Les livres de Roald Dahl se sont vendus, à ce jour, à plus de 250 millions d’exemplaires de par le monde. À l’occasion de son centenaire, les éditions Gallimard republient certains de ses livres et livres audio, magnifiquement illustrés par Quentin Blake.
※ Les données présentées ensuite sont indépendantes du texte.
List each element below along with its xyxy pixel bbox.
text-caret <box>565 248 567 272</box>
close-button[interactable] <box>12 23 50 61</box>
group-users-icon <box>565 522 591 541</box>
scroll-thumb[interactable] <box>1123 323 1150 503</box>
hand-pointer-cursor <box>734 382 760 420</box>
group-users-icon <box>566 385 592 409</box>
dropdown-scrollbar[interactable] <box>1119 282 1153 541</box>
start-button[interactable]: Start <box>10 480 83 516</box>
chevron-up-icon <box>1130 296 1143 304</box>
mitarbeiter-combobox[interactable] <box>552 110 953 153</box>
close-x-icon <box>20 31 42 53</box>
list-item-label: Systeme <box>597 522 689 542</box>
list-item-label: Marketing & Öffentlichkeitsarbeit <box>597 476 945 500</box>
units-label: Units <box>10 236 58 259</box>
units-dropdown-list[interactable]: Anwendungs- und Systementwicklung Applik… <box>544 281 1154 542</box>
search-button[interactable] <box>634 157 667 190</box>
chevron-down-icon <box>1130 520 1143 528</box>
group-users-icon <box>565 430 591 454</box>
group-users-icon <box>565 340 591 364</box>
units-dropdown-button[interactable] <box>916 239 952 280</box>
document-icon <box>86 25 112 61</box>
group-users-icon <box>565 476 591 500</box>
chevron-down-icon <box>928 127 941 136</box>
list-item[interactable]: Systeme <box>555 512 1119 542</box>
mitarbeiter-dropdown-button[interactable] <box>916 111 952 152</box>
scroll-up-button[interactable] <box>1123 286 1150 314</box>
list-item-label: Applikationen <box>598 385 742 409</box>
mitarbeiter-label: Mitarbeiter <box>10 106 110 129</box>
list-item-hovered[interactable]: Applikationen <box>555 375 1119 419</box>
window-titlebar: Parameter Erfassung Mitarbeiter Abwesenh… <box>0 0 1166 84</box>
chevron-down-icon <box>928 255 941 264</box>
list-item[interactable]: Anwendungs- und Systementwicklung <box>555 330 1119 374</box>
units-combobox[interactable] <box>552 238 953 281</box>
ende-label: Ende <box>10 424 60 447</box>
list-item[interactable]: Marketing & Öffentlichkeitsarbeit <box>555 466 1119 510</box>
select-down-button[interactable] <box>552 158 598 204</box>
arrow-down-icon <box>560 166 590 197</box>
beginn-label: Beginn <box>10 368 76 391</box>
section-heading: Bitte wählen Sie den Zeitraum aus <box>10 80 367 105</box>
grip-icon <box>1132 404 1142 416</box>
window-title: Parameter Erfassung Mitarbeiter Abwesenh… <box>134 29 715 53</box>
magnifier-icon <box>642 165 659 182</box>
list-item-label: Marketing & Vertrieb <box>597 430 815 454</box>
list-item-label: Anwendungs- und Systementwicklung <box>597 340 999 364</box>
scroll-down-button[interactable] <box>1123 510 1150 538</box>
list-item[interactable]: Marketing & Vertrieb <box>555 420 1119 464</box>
De son vivant déjà, Dahl était un classique. Aujourd’hui encore, on le lit et on l’étudie. Le cinéma aussi ne cesse de s’inspirer de lui. Steven Spielberg a réalisé cette année "Le Bon Gros Géant", tandis que Sam Mendes devrait s’attaquer prochainement à "James et la grosse pêche", sous la houlette de Disney. Avant eux, Wes Anderson ("Fantastique Maître Renard") ou Tim Burton ("Charlie et la chocolaterie") s’étaient déjà frottés à son univers.
Un grand provocateur
Alors pourquoi Roald Dahl reste-t-il l’un des meilleurs auteurs pour enfants au monde? "Il a une touche provocatrice très appétissante", répond Nadina Radeva Girod, professeure d’anglais au Collège Voltaire, à Genève, et passionnée de Roald Dahl. "C’est un magicien qui a l’art de toujours nous surprendre, même après plusieurs lectures. Ses petits héros, comme Matilda ou Charlie, brisent les règles de comportement en société".
Roald Dahl n’a pas peur de confronter les enfants au traumatisme, à la mort, à la cruauté.
Roald Dahl a baigné dans des mythes scandinaves peuplés d’êtres monstrueux. Les histoires que lui raconte sa mère le soir l’empêchent parfois de dormir. Voilà sans doute pourquoi, dans ses textes, on rencontre d’odieuses grand-mères, des sorcières qui préparent un génocide d’enfants, des gredins qui se gavent de spaghetti aux lombrics.
"Roald Dahl reste gravé dans nos mémoires parce qu’il fait perdurer cette tradition millénaire. Il touche des veines archaïques et archétypales, comme "Le Petit Poucet" ou "Blanche-Neige", qui contiennent des éléments épouvantables. Tout cela dérive des mythes. L’homme aime créer de la peur pour pouvoir ensuite l’affronter dans le réel. Et Roald Dahl met à jour cette tradition. Il est sur une voie éternelle. C’est ce qui rend ses écrits aussi précieux", conclut Nadina Radeva Girod.
Raphaële Bouchet / aq
Pilote et espion
Né dans une famille riche, mais endeuillé très tôt par la mort quasi simultanée de son père et de sa grande sœur, Dahl a fréquenté de chics internats anglais où les adultes pouvaient laisser libre cours à leur méchanceté. A la lecture de "Moi, Boy", sa passionnante autobiographie, on comprend qu’il a été très marqué par ses années d’apprentissage, qu’il vit dans une grande solitude. Dans ses livres, ses petits héros sont des enfants marginalisés, parfois pauvres ou orphelins, toujours redoutablement intelligents.
Avant d’écrire, Roald Dahl a été pilote et même espion. Il a travaillé quelque temps à Hollywood, y a conçu les Gremlins - ces créatures ne prendront forme que quarante ans plus tard, dans le film culte de Joe Dante. Roald Dahl, ami de l’écrivain Ian Fleming, scénarisera même un James Bond, Il épousera Patricia Neal, l’actrice, dont il aura cinq enfants. Il commence par écrire pour les adultes – Hitchcock a adapté sept de ses nouvelles – et on raconte que c’est pour ses propres enfants qu’il se met à inventer les récits que l’on sait, au début des années soixante.